For nearly two years Phillips’ studio was an historic, abandoned elevator tower on the site of a largely demolished paper mill. The site, exposed to the elements, stands dilapidated at the edge of a major commercial development. During his time at River Street, Phillips used landscape and buildings as the main source for his studio practice. Digging, photographing, and rehabilitating the inside of the old tower became rituals of manual labor.

Videos built from high-resolution photographs reflect Phillips' impressions of the site as well as document his solitary practice over the course of two years at River Street. Vivid moving imagery of landscape and building flickers and skips through time. Projecting his videos back onto the surfaces of the site, Phillips’ layered imagery explores the tension between the alluring and yet impenetrable nature of abandoned spaces like River Street. In Phillips’ work, documentation and intervention of both site and process is deeply intertwined.

Phillips’ exhibition, River Street, is a dramatic, darkened installation of four suspended concrete screens featuring imagery created during his time at the tower. The heavily textured surfaces of the slabs are embedded with protruding debris, including rock, concrete, roots, steel, chain, and brick all excavated from the site. The front side of the slabs appear like ancient artifacts and hang from industrial hoists suspended in action and time. Dimly lit, the commanding scale of these forms, which function as frozen artifacts and floating video screens, inspire a sense of awe. Throughout, Phillips seeks to encapsulate the marvel he experienced when encountering such an historically rich space that was once abuzz with activity and now stands in ruins.

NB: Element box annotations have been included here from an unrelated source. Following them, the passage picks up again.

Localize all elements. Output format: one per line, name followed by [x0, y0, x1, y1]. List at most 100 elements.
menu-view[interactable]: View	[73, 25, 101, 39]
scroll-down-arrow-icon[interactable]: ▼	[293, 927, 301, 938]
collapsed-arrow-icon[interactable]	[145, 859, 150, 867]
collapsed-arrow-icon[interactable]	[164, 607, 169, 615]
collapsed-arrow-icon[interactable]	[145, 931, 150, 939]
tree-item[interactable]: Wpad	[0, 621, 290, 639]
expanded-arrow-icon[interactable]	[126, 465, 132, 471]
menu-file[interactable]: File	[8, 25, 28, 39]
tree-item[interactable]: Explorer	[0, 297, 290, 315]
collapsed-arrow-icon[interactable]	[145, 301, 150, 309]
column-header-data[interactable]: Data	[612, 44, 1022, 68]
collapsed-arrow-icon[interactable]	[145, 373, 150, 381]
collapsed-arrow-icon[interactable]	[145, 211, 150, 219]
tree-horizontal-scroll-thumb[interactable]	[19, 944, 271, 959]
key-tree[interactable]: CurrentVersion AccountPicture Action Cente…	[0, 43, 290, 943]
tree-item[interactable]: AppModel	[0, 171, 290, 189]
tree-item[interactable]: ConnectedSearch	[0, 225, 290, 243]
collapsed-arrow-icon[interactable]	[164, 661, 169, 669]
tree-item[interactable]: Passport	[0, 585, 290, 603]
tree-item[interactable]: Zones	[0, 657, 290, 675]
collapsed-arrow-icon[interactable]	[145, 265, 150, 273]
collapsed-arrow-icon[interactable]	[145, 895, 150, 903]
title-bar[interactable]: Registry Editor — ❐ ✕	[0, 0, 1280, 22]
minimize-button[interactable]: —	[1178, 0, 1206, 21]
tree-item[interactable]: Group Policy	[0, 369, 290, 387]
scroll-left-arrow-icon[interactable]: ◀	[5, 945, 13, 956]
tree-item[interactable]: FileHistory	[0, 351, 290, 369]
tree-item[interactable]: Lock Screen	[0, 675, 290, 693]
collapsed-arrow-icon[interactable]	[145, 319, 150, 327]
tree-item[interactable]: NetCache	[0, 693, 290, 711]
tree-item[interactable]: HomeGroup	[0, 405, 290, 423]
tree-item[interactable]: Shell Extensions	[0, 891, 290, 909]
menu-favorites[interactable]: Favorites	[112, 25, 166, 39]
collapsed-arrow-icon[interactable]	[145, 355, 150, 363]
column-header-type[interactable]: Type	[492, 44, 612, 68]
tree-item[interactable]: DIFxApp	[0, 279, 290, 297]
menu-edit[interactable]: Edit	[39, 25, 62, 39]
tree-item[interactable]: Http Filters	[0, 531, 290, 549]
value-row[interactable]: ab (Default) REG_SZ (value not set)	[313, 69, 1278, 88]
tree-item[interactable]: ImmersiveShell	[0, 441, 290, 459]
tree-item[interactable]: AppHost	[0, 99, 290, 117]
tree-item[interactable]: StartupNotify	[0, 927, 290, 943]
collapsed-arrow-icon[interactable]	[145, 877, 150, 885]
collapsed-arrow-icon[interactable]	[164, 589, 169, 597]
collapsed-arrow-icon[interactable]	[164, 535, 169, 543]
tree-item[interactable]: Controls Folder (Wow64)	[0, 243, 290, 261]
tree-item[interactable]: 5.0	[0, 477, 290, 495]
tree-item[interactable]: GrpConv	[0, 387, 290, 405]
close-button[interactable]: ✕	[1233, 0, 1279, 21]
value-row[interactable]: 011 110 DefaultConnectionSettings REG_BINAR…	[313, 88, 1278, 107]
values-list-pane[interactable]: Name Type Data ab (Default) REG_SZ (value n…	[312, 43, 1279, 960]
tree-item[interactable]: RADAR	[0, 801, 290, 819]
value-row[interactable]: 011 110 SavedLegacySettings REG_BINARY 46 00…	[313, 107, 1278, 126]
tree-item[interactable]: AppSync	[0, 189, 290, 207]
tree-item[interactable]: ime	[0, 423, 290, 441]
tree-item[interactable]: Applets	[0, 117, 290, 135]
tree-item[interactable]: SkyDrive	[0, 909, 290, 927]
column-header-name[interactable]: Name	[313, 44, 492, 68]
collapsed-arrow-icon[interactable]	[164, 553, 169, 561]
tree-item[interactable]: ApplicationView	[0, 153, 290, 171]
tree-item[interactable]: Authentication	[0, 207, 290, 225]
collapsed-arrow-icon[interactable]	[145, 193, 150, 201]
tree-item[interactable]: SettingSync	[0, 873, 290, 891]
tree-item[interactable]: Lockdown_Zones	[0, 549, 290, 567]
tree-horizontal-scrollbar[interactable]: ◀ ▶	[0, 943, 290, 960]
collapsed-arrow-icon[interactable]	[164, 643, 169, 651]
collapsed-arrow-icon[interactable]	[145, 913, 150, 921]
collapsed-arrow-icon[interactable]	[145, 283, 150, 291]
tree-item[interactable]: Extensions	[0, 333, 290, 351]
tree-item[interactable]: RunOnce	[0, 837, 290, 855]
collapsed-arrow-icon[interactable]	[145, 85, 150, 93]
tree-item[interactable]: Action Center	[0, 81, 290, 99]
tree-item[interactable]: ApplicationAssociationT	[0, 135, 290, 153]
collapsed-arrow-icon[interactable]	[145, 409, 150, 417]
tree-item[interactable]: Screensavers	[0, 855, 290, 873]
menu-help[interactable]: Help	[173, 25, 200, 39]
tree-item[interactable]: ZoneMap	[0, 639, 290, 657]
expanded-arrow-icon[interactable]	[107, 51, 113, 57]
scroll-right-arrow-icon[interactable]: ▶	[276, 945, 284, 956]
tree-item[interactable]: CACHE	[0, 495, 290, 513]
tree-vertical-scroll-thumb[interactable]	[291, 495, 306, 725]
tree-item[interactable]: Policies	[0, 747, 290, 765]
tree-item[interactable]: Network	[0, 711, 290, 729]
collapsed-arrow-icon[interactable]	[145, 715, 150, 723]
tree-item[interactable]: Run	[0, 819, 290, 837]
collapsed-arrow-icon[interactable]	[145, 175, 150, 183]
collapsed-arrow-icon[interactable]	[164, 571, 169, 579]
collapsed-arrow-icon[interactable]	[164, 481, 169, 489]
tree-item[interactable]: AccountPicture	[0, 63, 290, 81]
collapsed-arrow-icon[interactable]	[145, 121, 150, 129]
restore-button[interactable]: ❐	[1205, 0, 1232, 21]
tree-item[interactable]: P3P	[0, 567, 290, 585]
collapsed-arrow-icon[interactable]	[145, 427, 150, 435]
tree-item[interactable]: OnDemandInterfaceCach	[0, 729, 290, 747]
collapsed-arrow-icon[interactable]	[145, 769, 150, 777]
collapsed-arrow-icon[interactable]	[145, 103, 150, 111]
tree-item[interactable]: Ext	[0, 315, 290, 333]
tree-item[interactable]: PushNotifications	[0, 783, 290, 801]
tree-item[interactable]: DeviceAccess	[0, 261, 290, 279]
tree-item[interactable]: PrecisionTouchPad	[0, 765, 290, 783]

His laborious activity at the tower was a way for Phillips to connect with and activate the site, infusing a sense of life within and around the abandoned landscape. Phillips' search for River Street's true identity parallel his search for a meaningful studio practice. Phillips writes,

A lot has changed and not much has changed. I continue to mine for answers from the site but it seems there are none. What have I learned? I have dug so much. I found rusted steel, rocks, bricks. I brought in fresh dirt, volcanic tuff, built a reflecting pool, brought the river a little bit closer to River Street, but still it is just me here, and the cars go by indifferent, like the river. There are certain moments when I feel so much for this place, usually when I first get here on a sunny day, and the dust in the pool has settled overnight and you can see to the bottom, the mud covered bricks and stone and leaves which have sunk after days circling the surface. Isn't it enough to be here, to do my work, What do I expect I should learn? Am I any wiser after almost a year of coming here?

A struggle to physically connect his practice with the rituals of daily labor and human activity that for centuries defined River Street pervades Phillips’ work. While the projections offer a sense of energy and renewal, they pass ghost-like over fossilized, unmoving ground.